Nothing has changed since thousands of officers turned their backs on de Blasio at the funeral five years ago of assassinated cop Liu. 

Mullins warns that it was the soft-touch policing of the 1970s that led to the crime explosion of the 1980s, and says water dousing incidents are just “the appetizer” to lawlessness to come. “It won’t be on [de Blasio’s] watch,” he says. “It’s going to be the next mayor and the next commissioner.” 

Already, he says, “crooks are getting emboldened . . . Perps know they’re not being searched for firearms. When you talk to the people of the city, they don’t feel safe. 

They see homelessness, people urinating in the street, turnstile jumping . . . We’re not enforcing crimes anymore.” 

“The cops are confused as to what you want them to do,” Mullins says. “The backing off of law enforcement is beginning to erode the city.” 
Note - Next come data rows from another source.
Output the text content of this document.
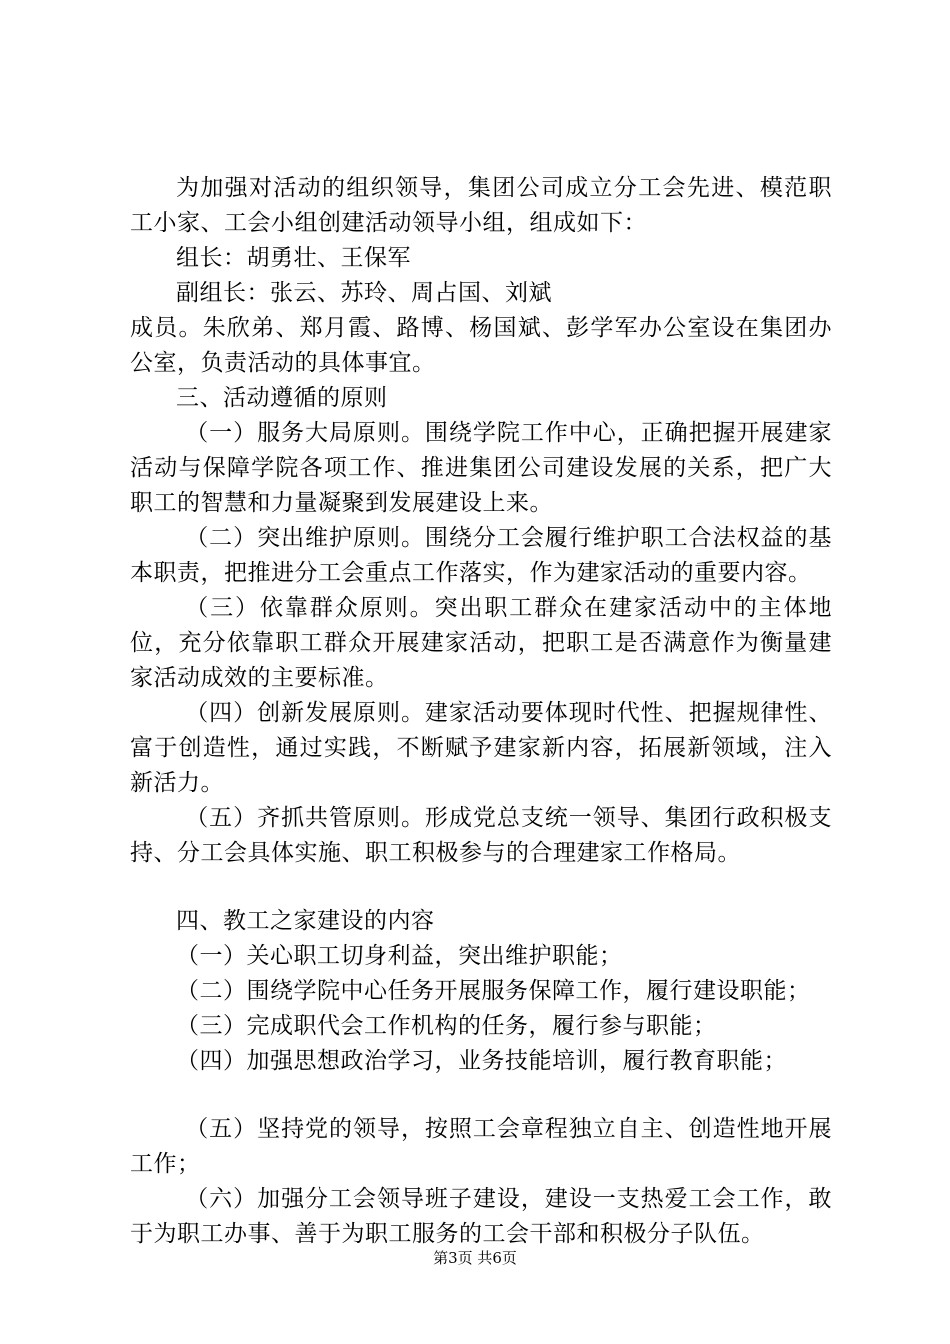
为加强对活动的组织领导，集团公司成立分工会先进、模范职工小家、工会小组创建活动领导小组，组成如下：

组长：胡勇壮、王保军

副组长：张云、苏玲、周占国、刘斌

成员。朱欣弟、郑月霞、路博、杨国斌、彭学军办公室设在集团办公室，负责活动的具体事宜。

三、活动遵循的原则

（一）服务大局原则。围绕学院工作中心，正确把握开展建家活动与保障学院各项工作、推进集团公司建设发展的关系，把广大职工的智慧和力量凝聚到发展建设上来。

（二）突出维护原则。围绕分工会履行维护职工合法权益的基本职责，把推进分工会重点工作落实，作为建家活动的重要内容。

（三）依靠群众原则。突出职工群众在建家活动中的主体地位，充分依靠职工群众开展建家活动，把职工是否满意作为衡量建家活动成效的主要标准。

（四）创新发展原则。建家活动要体现时代性、把握规律性、富于创造性，通过实践，不断赋予建家新内容，拓展新领域，注入新活力。

（五）齐抓共管原则。形成党总支统一领导、集团行政积极支持、分工会具体实施、职工积极参与的合理建家工作格局。

四、教工之家建设的内容

（一）关心职工切身利益，突出维护职能；

（二）围绕学院中心任务开展服务保障工作，履行建设职能；

（三）完成职代会工作机构的任务，履行参与职能；

（四）加强思想政治学习，业务技能培训，履行教育职能；

（五）坚持党的领导，按照工会章程独立自主、创造性地开展工作；

（六）加强分工会领导班子建设，建设一支热爱工会工作，敢于为职工办事、善于为职工服务的工会干部和积极分子队伍。

第3页 共6页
President Trump’s intervention this week, when he voiced support for the embattled cops of his hometown, blasting the water tossing as a “total disgrace,” meant the world, says Mullins. 
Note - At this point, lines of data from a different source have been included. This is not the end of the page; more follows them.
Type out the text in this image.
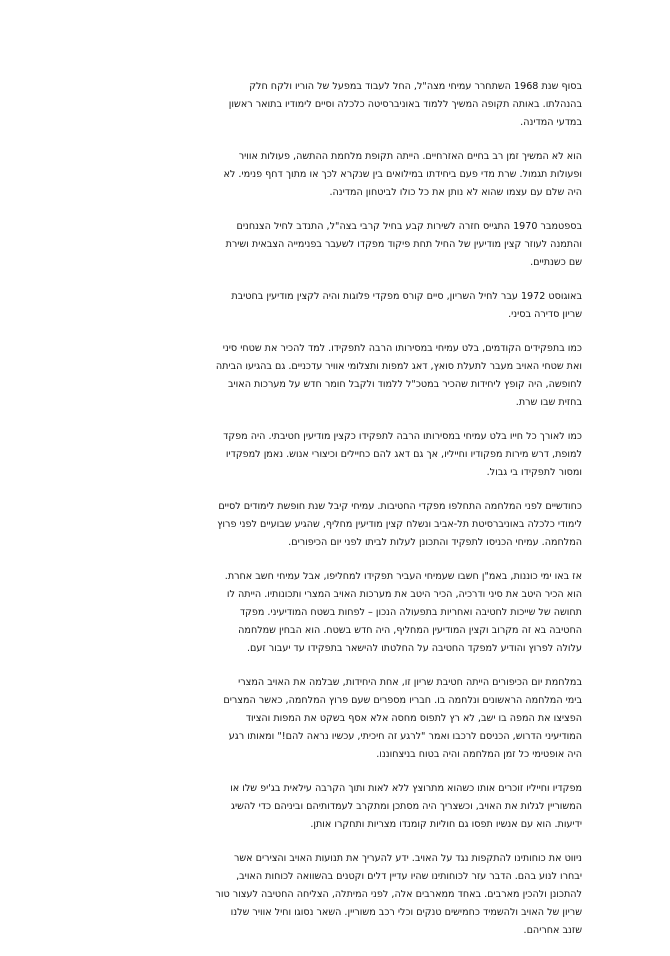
בסוף שנת 1968 השתחרר עמיחי מצה"ל, החל לעבוד במפעל של הוריו ולקח חלק
בהנהלתו. באותה תקופה המשיך ללמוד באוניברסיטה כלכלה וסיים לימודיו בתואר ראשון
במדעי המדינה.

הוא לא המשיך זמן רב בחיים האזרחיים. הייתה תקופת מלחמת ההתשה, פעולות אוויר
ופעולות תגמול. שרת מדי פעם ביחידתו במילואים בין שנקרא לכך או מתוך דחף פנימי. לא
היה שלם עם עצמו שהוא לא נותן את כל כולו לביטחון המדינה.

בספטמבר 1970 התגייס חזרה לשירות קבע בחיל קרבי בצה"ל, התנדב לחיל הצנחנים
והתמנה לעוזר קצין מודיעין של החיל תחת פיקוד מפקדו לשעבר בפנימייה הצבאית ושירת
שם כשנתיים.

באוגוסט 1972 עבר לחיל השריון, סיים קורס מפקדי פלוגות והיה לקצין מודיעין בחטיבת
שריון סדירה בסיני.

כמו בתפקידים הקודמים, בלט עמיחי במסירותו הרבה לתפקידו. למד להכיר את שטחי סיני
ואת שטחי האויב מעבר לתעלת סואץ, דאג למפות ותצלומי אוויר עדכניים. גם בהגיעו הביתה
לחופשה, היה קופץ ליחידות שהכיר במטכ"ל ללמוד ולקבל חומר חדש על מערכות האויב
בחזית שבו שרת.

כמו לאורך כל חייו בלט עמיחי במסירותו הרבה לתפקידו כקצין מודיעין חטיבתי. היה מפקד
למופת, דרש מירות מפקודיו וחייליו, אך גם דאג להם כחיילים וכיצורי אנוש. נאמן למפקדיו
ומסור לתפקידו בי גבול.

כחודשיים לפני המלחמה התחלפו מפקדי החטיבות. עמיחי קיבל שנת חופשת לימודים לסיים
לימודי כלכלה באוניברסיטת תל-אביב ונשלח קצין מודיעין מחליף, שהגיע שבועיים לפני פרוץ
המלחמה. עמיחי הכניסו לתפקיד והתכונן לעלות לביתו לפני יום הכיפורים.

אז באו ימי כוננות, באמ"ן חשבו שעמיחי העביר תפקידו למחליפו, אבל עמיחי חשב אחרת.
הוא הכיר היטב את סיני ודרכיה, הכיר היטב את מערכות האויב המצרי ותכונותיו. הייתה לו
תחושה של שייכות לחטיבה ואחריות בתפעולה הנכון – לפחות בשטח המודיעיני. מפקד
החטיבה בא זה מקרוב וקצין המודיעין המחליף, היה חדש בשטח. הוא הבחין שמלחמה
עלולה לפרוץ והודיע למפקד החטיבה על החלטתו להישאר בתפקידו עד יעבור זעם.

במלחמת יום הכיפורים הייתה חטיבת שריון זו, אחת היחידות, שבלמה את האויב המצרי
בימי המלחמה הראשונים ונלחמה בו. חבריו מספרים שעם פרוץ המלחמה, כאשר המצרים
הפציצו את המפה בו ישב, לא רץ לתפוס מחסה אלא אסף בשקט את המפות והציוד
המודיעיני הדרוש, הכניסם לרכבו ואמר "לרגע זה חיכיתי, עכשיו נראה להם!" ומאותו רגע
היה אופטימי כל זמן המלחמה והיה בטוח בניצחוננו.

מפקדיו וחייליו זוכרים אותו כשהוא מתרוצץ ללא לאות ותוך הקרבה עילאית בג'יפ שלו או
המשוריין לגלות את האויב, וכשצריך היה מסתכן ומתקרב לעמדותיהם וביניהם כדי להשיג
ידיעות. הוא עם אנשיו תפסו גם חוליות קומנדו מצריות ותחקרו אותן.

ניווט את כוחותינו להתקפות נגד על האויב. ידע להעריך את תנועות האויב והצירים אשר
יבחרו לנוע בהם. הדבר עזר לכוחותינו שהיו עדיין דלים וקטנים בהשוואה לכוחות האויב,
להתכונן ולהכין מארבים. באחד ממארבים אלה, לפני המיתלה, הצליחה החטיבה לעצור טור
שריון של האויב ולהשמיד כחמישים טנקים וכלי רכב משוריין. השאר נסוגו וחיל אוויר שלנו
שזנב אחריהם.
But the only way to restore the morale of New York’s emasculated police force is for O’Neill to come out from behind his desk and defend Pantaleo. He might owe his job to de Blasio but he doesn’t owe him his soul.

4 comments:

Anonymous said...

This anti-cop BS isn't just the citizens vs police. Take a look how our own Administration
at CMPD treats its officers. Then they want to get on TV and complain on how short we
are on manpower. Who the hell would still sign up to do this job in 2019?!

Anonymous said...

Epidemic or coincident of current status quo? Lets peruse our information for a collective conclusion. The lack of support from their own departments or other local officials; like the mayor, D.A., etc...D.A. letting the SBI handle officer involved shootings to lessen the impact on their re-election even though CMPD is more thorough. WAIT___we have to factor in that there are a million programs and in-service training that tell us that its not LITTLE JOHNNIES fault he is just a product of his environment, we just don't understand because we live with white privilege, the D.A. has around 200 calendar (220 minus D.A./judicial training and holidays) days not factoring snow days to dispose of over 12k cases a year (so we have dismissal with leave, consolidated plea deals with no jail time, and lets not forget the EM program where some get released to go back out and do more crime including murder. Todays officer no longer hunts aggressively to bring criminals to justice because they don't get paid anymore then just answering their calls and prolonging their careers.

These factors along with others are like mixing a Molotov cocktail and then trying to understand that the fire came as a result of the ingredients and the match that command staff and local elected officials lit.

Anonymous said...

The next step is to stop calling them suspects and start calling them PICs. A person in crisis! That where we are now...No accountability for action.

Suspects- a misunderstood person
Vs.
PICs- a person in crisis

just WAIT there will come a day when they will only prosecute serious crimes, which will lead to larger numbers of more violent people because they suffered no corrective action early on for lesser offenses. **Just take a look at a murderers record- most start off doing petty crimes and progress towards more heinous crimes with little or no punishment.

Anonymous said...

The SBI couldn’t investigate a petty larceny. Look at their crime lab. they are 18-24 months behind on damn near everything.